Le compositeur romantique italien, Giuseppe Verdi (1813 – 1901) réalise l’opéra Aïda en 1871, à la suite du percement du canal de Suez, un événement aux enjeux économiques, politiques et environnementaux importants. Il a notamment permis de faciliter les transits de marchandises entre l’Europe et l’Asie, sans contourner l’Afrique1. Cette œuvre caractéristique d’une période impérialiste raconte l’histoire d’amour entre Radamès, capitaine égyptien et Aïda, esclave éthiopienne. Celui-ci devra commander les troupes égyptiennes dans la guerre contre l’Éthiopie dont certains habitants sont faits esclaves. L’histoire est marquée par des conflits et des relations de pouvoir entre les peuples africains, qui rappellent l’assujettissement des colonies de l’Europe du XIXe siècle.

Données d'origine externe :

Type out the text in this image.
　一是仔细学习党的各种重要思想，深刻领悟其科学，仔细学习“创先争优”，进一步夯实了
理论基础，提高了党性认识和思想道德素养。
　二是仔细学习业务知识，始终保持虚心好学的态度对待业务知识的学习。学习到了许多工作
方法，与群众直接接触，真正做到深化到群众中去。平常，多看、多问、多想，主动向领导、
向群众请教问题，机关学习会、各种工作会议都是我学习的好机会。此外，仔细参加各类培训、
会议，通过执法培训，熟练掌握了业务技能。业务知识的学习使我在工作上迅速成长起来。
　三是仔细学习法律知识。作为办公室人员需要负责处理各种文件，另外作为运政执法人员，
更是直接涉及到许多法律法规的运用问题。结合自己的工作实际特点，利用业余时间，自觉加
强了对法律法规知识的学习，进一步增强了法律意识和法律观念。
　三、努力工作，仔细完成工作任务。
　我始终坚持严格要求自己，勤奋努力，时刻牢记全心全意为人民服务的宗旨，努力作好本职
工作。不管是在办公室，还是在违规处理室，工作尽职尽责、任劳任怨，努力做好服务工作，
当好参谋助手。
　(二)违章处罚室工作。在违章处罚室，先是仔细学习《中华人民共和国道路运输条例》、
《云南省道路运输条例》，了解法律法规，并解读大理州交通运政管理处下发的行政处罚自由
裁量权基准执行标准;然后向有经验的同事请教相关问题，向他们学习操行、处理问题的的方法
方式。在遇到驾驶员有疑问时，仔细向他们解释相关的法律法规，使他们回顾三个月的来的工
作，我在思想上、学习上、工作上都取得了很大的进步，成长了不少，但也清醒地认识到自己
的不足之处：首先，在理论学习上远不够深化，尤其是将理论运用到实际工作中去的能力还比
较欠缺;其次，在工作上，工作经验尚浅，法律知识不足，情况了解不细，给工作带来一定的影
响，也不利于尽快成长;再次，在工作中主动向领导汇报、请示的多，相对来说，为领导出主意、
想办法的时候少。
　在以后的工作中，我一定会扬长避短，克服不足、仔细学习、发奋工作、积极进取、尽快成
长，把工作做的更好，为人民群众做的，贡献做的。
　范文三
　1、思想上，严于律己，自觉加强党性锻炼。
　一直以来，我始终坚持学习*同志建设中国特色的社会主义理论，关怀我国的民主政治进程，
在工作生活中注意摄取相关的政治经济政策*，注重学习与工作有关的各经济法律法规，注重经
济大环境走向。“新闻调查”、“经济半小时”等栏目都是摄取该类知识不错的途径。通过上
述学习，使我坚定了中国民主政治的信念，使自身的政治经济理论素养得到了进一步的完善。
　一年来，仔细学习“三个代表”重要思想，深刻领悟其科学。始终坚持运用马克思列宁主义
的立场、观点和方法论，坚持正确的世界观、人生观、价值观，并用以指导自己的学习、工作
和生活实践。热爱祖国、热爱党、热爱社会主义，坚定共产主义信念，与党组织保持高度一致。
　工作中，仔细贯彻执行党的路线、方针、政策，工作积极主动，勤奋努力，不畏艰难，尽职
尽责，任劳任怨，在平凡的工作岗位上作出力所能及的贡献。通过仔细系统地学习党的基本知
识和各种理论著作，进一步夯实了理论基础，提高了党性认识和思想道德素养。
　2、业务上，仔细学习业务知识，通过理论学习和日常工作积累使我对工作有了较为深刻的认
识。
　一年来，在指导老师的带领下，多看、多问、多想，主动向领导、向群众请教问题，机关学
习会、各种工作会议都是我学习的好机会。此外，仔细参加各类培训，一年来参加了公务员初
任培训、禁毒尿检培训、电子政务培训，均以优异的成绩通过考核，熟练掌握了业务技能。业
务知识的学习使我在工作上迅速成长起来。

Produite à l’Opéra Bastille, la transmission des histoires multiples liées à Aïda – l’histoire de Aïda, l’histoire contextuelle de l’opéra et le récit contemporain – est rendue possible notamment grâce à cette rencontre entre l’art de l’opéra et l’art de la marionnette, qui constituent tous deux des espaces de représentations culturelles et sociales. Lotte de Beer précise de ce fait sa position politique où la cantatrice blanche entre en relation avec la protagoniste éthiopienne symbolisée. Imaginées par l’artiste zimbabwéenne Virginia Chihota et conçues par Mervyn Millar, les marionnettes relèvent d’un dispositif non réaliste réfléchi en dialogue avec la voix des chanteur.euses pour l’interprétation des personnages d’Aïda, de son père Amonasro et des esclaves éthiopiens. L’artiste Virginia Chihota, qui a également réalisé certaines des peintures expressionnistes projetées sur scène, propose une figure d’Aïda en résonance avec son travail artistique mettant en valeur « les façons dont le corps féminin brise les frontières et suscite des interrogations sur les différentes formes d’appartenance2 ».
Le choix de la marionnette fut particulièrement controversé. Les critiques se centrent sur la marionnette en tant qu’objet plutôt que sur le personnage3, illustrant la difficulté des auteurs à se projeter et la façon négative dont les problématiques raciales sont considérées. Se révèle un exercice de style mettant à l’épreuve les préjugés, les dominations, les oppressions et un racisme latent : les commentaires disent beaucoup sur notre temps à vouloir dissimuler les revendications et les études décoloniales. Beaucoup affichent un désintérêt, voire un mépris total pour ces représentations (certain.es ont littéralement fermé les yeux devant le spectacle) – phénomène symptomatique de notre société. Lotte de Beer a donc la volonté d’inscrire ces questions dans notre temps et de nous interroger. Au sein de notre étude, il ne s’agit pas de faire le procès de cet opéra mais plutôt de voir ce qui est produit aujourd’hui pour penser l’altérité et sortir des schémas d’une altérité « naturelle ». Si la production a suscité autant de réactions, c’est aussi parce qu’elle pose le doigt sur la part sombre de notre histoire européenne : le colonialisme et l’esclavagisme.